Avec succès. En effet, pour la première fois en France, une vingtaine d'entreprises de la région lyonnaise se sont fédérées pour aider le musée à acquérir cette oeuvre. Selon nos informations, plus de 5 millions d'euros auraient déjà été rassemblés, dont 1 million apporté par la Caisse d'Epargne. Le fabricant d'électroménager Seb ou les laboratoires Mérieux seraient également décidés à investir et la ville de Lyon et le Fonds d'acquisition des musées auraient promis 1 million chacun.

Reste à savoir si cette mobilisation permettra de rassembler les 13 à 18 millions d'euros réclamés par l'actuelle propriétaire de l'oeuvre. Sylvie Ramond, directrice du musée des Beaux-Arts de Lyon, s'avoue « confiante ». « Ce tableau n'a encore jamais été exposé dans le monde. C'est un beau facteur de rayonnement pour la ville et les entreprises mécènes. »

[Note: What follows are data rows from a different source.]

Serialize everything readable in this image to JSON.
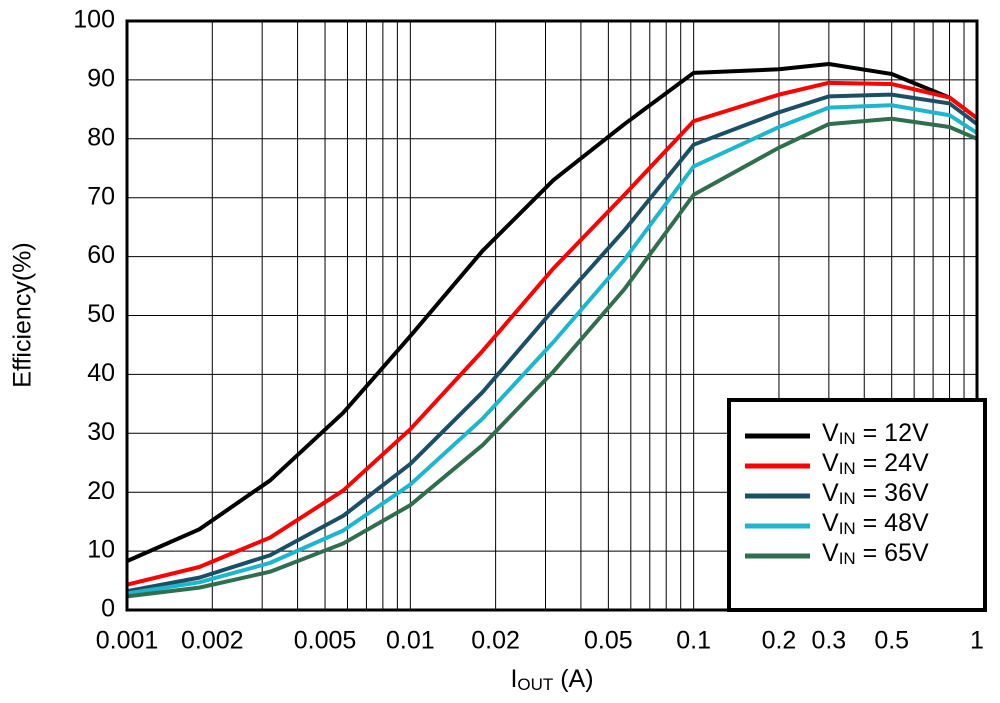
{
  "chart_data": {
    "type": "line",
    "x_label": "IOUT (A)",
    "y_label": "Efficiency(%)",
    "x": [
      0.001,
      0.0018,
      0.0032,
      0.0058,
      0.01,
      0.018,
      0.032,
      0.057,
      0.1,
      0.2,
      0.3,
      0.5,
      0.8,
      1
    ],
    "series": [
      {
        "name": "VIN = 12V",
        "color": "#000000",
        "values": [
          8.3,
          13.7,
          22,
          33.5,
          46.5,
          61,
          73,
          82.5,
          91.2,
          91.8,
          92.7,
          91,
          87,
          83.5
        ]
      },
      {
        "name": "VIN = 24V",
        "color": "#ff0000",
        "values": [
          4.3,
          7.3,
          12.3,
          20.3,
          30.7,
          44,
          58,
          70.5,
          83,
          87.5,
          89.5,
          89.3,
          87,
          83.5
        ]
      },
      {
        "name": "VIN = 36V",
        "color": "#1b4f66",
        "values": [
          3.2,
          5.5,
          9.3,
          16,
          24.8,
          37,
          51,
          64.5,
          79,
          84.5,
          87.2,
          87.5,
          86,
          82.5
        ]
      },
      {
        "name": "VIN = 48V",
        "color": "#1cb6cf",
        "values": [
          2.8,
          4.7,
          8,
          13.5,
          21.3,
          32.5,
          45.5,
          59.5,
          75.3,
          82,
          85.3,
          85.7,
          84,
          81
        ]
      },
      {
        "name": "VIN = 65V",
        "color": "#2f6e4f",
        "values": [
          2.3,
          3.8,
          6.5,
          11.3,
          17.8,
          28,
          40.5,
          54.5,
          70.5,
          78.5,
          82.5,
          83.4,
          82,
          80
        ]
      }
    ],
    "x_log_scale": true,
    "xlim": [
      0.001,
      1
    ],
    "xticks": [
      0.001,
      0.002,
      0.005,
      0.01,
      0.02,
      0.05,
      0.1,
      0.2,
      0.3,
      0.5,
      1
    ],
    "x_minor_gridlines": [
      0.003,
      0.004,
      0.006,
      0.007,
      0.008,
      0.009,
      0.03,
      0.04,
      0.06,
      0.07,
      0.08,
      0.09,
      0.4,
      0.6,
      0.7,
      0.8,
      0.9
    ],
    "ylim": [
      0,
      100
    ],
    "yticks": [
      0,
      10,
      20,
      30,
      40,
      50,
      60,
      70,
      80,
      90,
      100
    ],
    "grid": true,
    "legend_position": "lower right"
  }
}
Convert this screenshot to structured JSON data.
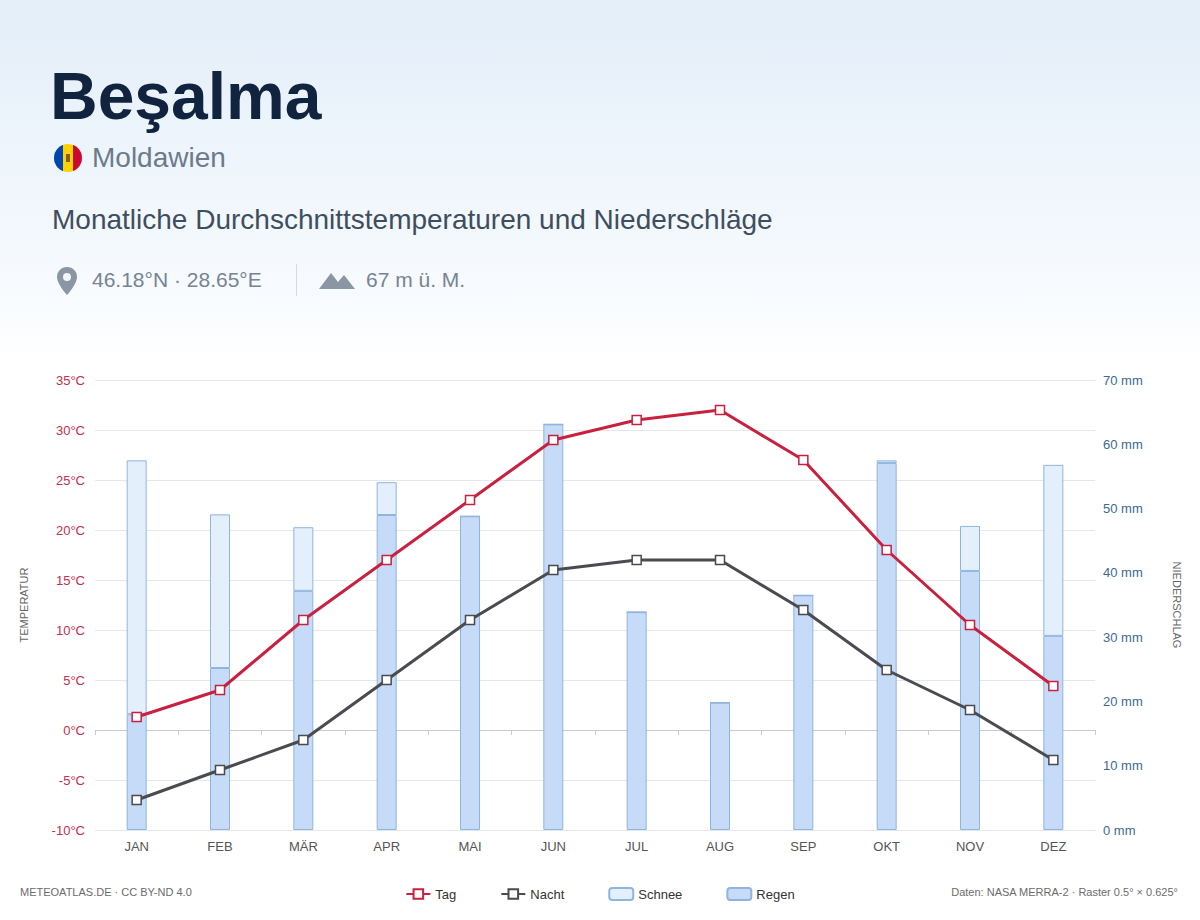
{
  "chart_data": {
    "type": "bar_line",
    "title": "Beşalma",
    "subtitle": "Moldawien",
    "description": "Monatliche Durchschnittstemperaturen und Niederschläge",
    "location": "46.18°N · 28.65°E",
    "elevation": "67 m ü. M.",
    "credit": "METEOATLAS.DE · CC BY-ND 4.0",
    "source": "Daten: NASA MERRA-2 · Raster 0.5° × 0.625°",
    "ylabel": "TEMPERATUR",
    "y2label": "NIEDERSCHLAG",
    "categories": [
      "JAN",
      "FEB",
      "MÄR",
      "APR",
      "MAI",
      "JUN",
      "JUL",
      "AUG",
      "SEP",
      "OKT",
      "NOV",
      "DEZ"
    ],
    "series": [
      {
        "name": "Tag",
        "type": "line",
        "color": "#c8203f",
        "marker": "square",
        "line_style": "solid",
        "values": [
          1.3,
          4.0,
          11.0,
          17.0,
          23.0,
          29.0,
          31.0,
          32.0,
          27.0,
          18.0,
          10.5,
          4.4
        ]
      },
      {
        "name": "Nacht",
        "type": "line",
        "color": "#4a4b50",
        "marker": "square",
        "line_style": "solid",
        "values": [
          -7.0,
          -4.0,
          -1.0,
          5.0,
          11.0,
          16.0,
          17.0,
          17.0,
          12.0,
          6.0,
          2.0,
          -3.0
        ]
      },
      {
        "name": "Schnee",
        "type": "bar",
        "axis": "y2",
        "color": "#e4effc",
        "values": [
          39.5,
          23.9,
          9.9,
          5.1,
          0,
          0,
          0,
          0,
          0,
          0.4,
          7.0,
          26.6
        ]
      },
      {
        "name": "Regen",
        "type": "bar",
        "axis": "y2",
        "color": "#c5dbf7",
        "values": [
          18.0,
          25.2,
          37.2,
          49.0,
          48.8,
          63.1,
          33.9,
          19.8,
          36.5,
          57.1,
          40.3,
          30.2
        ]
      }
    ],
    "ylim": [
      -10,
      35
    ],
    "yticks": [
      {
        "value": -10,
        "label": "-10°C"
      },
      {
        "value": -5,
        "label": "-5°C"
      },
      {
        "value": 0,
        "label": "0°C"
      },
      {
        "value": 5,
        "label": "5°C"
      },
      {
        "value": 10,
        "label": "10°C"
      },
      {
        "value": 15,
        "label": "15°C"
      },
      {
        "value": 20,
        "label": "20°C"
      },
      {
        "value": 25,
        "label": "25°C"
      },
      {
        "value": 30,
        "label": "30°C"
      },
      {
        "value": 35,
        "label": "35°C"
      }
    ],
    "y2lim": [
      0,
      70
    ],
    "y2ticks": [
      {
        "value": 0,
        "label": "0 mm"
      },
      {
        "value": 10,
        "label": "10 mm"
      },
      {
        "value": 20,
        "label": "20 mm"
      },
      {
        "value": 30,
        "label": "30 mm"
      },
      {
        "value": 40,
        "label": "40 mm"
      },
      {
        "value": 50,
        "label": "50 mm"
      },
      {
        "value": 60,
        "label": "60 mm"
      },
      {
        "value": 70,
        "label": "70 mm"
      }
    ],
    "stacked": true,
    "grid": true,
    "legend": "bottom"
  }
}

L'éventuelle arrivée de La Fuite en Egypte à Lyon clôturera également une vingtaine d'années de controverses autour de cette oeuvre. Peinte en 1657, ce tableau avait plus ou moins disparu de la circulation, au point d'être vendue, en mars 1986, comme étant l'oeuvre de l'un des élèves de Poussin, pour à peine 240 000 euros. Avant d'être reconnu comme un authentique Poussin en 1994... et rendu à son ex-propriétaire.

Mat Gallet

L'Etat a classé l'oeuvre « trésor national » en 2004. Elle ne peut être vendue à l'étranger qu'au bout de trente mois durant lesquels l'Etat peut trouver des fonds pour l'acquérir.